WOMEN, your 'SUPERPOWER' is ... NOT asking for a RAISE: Satya Nadella

'I answered that question completely wrong'

Updated Satya Nadella has made his first major gaffe as Microsoft CEO, making several rather unwise comments to a room full of women working in tech.

Speaking at the Grace Hopper Celebration of Women in Computing event, the Redmond honcho told the audience that women should avoid asking for a raise – and instead rely on "karma".

"It's not really about asking for a raise, but knowing and having faith that the system will give you the right raise," Nadella was quoted as saying by ReadWriteWeb.

Not content to make one ill-advised comment to a room full of advocates for equal pay for women in the workplace, Nadella went on to say that staying silent on a pay gap would be a "superpower" for women.

"That might be one of the initial 'super powers,' that quite frankly, women [who] don’t ask for a raise have," he said. "It’s good karma. It will come back.”

He later tried to explain himself on Twitter.

While narrower than other industries, studies [PDF] have estimated that women in technology jobs only earn 89 per cent of what their male counterparts in the same jobs make.

The relative equality comes with one caveat, however – women have to get those jobs first.

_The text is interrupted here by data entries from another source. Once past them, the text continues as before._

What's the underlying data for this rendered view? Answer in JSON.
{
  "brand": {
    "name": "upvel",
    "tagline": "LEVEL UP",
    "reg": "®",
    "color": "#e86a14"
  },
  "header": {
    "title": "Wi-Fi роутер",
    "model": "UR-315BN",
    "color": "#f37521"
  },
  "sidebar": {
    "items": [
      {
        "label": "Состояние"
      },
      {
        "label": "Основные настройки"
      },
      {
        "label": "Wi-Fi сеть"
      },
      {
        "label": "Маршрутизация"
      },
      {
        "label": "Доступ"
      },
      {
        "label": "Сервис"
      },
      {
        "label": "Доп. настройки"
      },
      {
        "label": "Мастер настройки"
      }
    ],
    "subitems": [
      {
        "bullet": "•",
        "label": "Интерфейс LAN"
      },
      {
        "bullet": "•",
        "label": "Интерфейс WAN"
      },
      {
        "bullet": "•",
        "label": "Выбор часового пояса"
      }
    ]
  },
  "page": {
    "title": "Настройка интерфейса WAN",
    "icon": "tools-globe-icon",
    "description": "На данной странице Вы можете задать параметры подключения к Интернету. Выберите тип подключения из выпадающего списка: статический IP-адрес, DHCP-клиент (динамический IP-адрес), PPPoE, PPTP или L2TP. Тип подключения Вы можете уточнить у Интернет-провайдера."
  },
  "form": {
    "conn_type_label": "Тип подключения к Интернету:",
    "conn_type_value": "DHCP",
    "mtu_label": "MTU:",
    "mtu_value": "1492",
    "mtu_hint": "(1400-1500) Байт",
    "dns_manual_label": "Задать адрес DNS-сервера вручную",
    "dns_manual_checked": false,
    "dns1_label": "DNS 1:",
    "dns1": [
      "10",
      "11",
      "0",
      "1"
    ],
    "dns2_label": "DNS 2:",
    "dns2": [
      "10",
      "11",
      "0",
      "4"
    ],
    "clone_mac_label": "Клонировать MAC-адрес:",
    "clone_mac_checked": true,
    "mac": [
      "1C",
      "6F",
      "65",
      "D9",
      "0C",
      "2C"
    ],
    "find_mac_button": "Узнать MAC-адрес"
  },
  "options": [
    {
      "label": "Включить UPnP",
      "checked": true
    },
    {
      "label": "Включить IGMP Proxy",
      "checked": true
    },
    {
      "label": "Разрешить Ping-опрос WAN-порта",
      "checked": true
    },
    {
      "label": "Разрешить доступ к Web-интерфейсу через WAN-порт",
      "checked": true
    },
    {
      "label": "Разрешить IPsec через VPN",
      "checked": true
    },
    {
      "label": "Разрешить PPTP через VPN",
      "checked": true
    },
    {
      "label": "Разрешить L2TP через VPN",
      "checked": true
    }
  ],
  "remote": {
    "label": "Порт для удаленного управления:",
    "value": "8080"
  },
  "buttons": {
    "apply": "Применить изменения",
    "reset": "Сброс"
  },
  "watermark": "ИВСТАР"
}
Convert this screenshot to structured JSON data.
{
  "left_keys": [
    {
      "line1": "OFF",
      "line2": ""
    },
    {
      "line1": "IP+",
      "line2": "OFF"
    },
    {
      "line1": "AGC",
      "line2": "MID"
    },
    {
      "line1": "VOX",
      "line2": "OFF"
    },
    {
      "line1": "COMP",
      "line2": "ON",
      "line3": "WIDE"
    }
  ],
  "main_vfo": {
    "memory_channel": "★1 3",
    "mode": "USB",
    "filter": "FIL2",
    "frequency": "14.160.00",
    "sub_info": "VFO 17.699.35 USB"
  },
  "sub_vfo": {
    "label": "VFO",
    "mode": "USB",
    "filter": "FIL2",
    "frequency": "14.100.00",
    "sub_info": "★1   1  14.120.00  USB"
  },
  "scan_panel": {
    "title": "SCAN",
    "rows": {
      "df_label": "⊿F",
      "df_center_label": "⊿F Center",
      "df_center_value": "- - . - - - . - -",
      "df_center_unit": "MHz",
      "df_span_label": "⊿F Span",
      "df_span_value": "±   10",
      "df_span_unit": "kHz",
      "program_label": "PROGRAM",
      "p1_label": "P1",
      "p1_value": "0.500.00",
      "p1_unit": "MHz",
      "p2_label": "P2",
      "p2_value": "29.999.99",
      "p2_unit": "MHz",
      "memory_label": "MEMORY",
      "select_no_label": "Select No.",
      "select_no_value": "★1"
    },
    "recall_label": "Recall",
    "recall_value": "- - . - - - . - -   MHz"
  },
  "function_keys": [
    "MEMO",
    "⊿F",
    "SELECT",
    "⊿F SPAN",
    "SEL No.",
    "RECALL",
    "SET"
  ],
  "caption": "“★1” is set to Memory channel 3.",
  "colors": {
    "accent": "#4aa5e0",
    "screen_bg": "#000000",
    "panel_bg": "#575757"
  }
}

Diversity reports have shown that technology remains by and large a boys' club, and the women who do work at Google and Twitter are more likely to be in non-tech positions than engineering, development or management jobs.

The gaffe is Nadella's first public relations slip-up since taking over the CEO role in Redmond. He still has a long way to go before matching his predecessor, however. Former boss and publicist's nightmare Steve Ballmer had a history of behaving rather erratically in front of cameras. ®

Updated to add

This evening, Nadella wrote in a memo to all staff:

Today I was interviewed on stage by Maria Klawe at the Grace Hopper Conference ... Toward the end of the interview, Maria asked me what advice I would offer women who are not comfortable asking for pay raises. I answered that question completely wrong.

Without a doubt I wholeheartedly support programs at Microsoft and in the industry that bring more women into technology and close the pay gap.

I believe men and women should get equal pay for equal work. And when it comes to career advice on getting a raise when you think it’s deserved, Maria’s advice was the right advice. If you think you deserve a raise, you should just ask.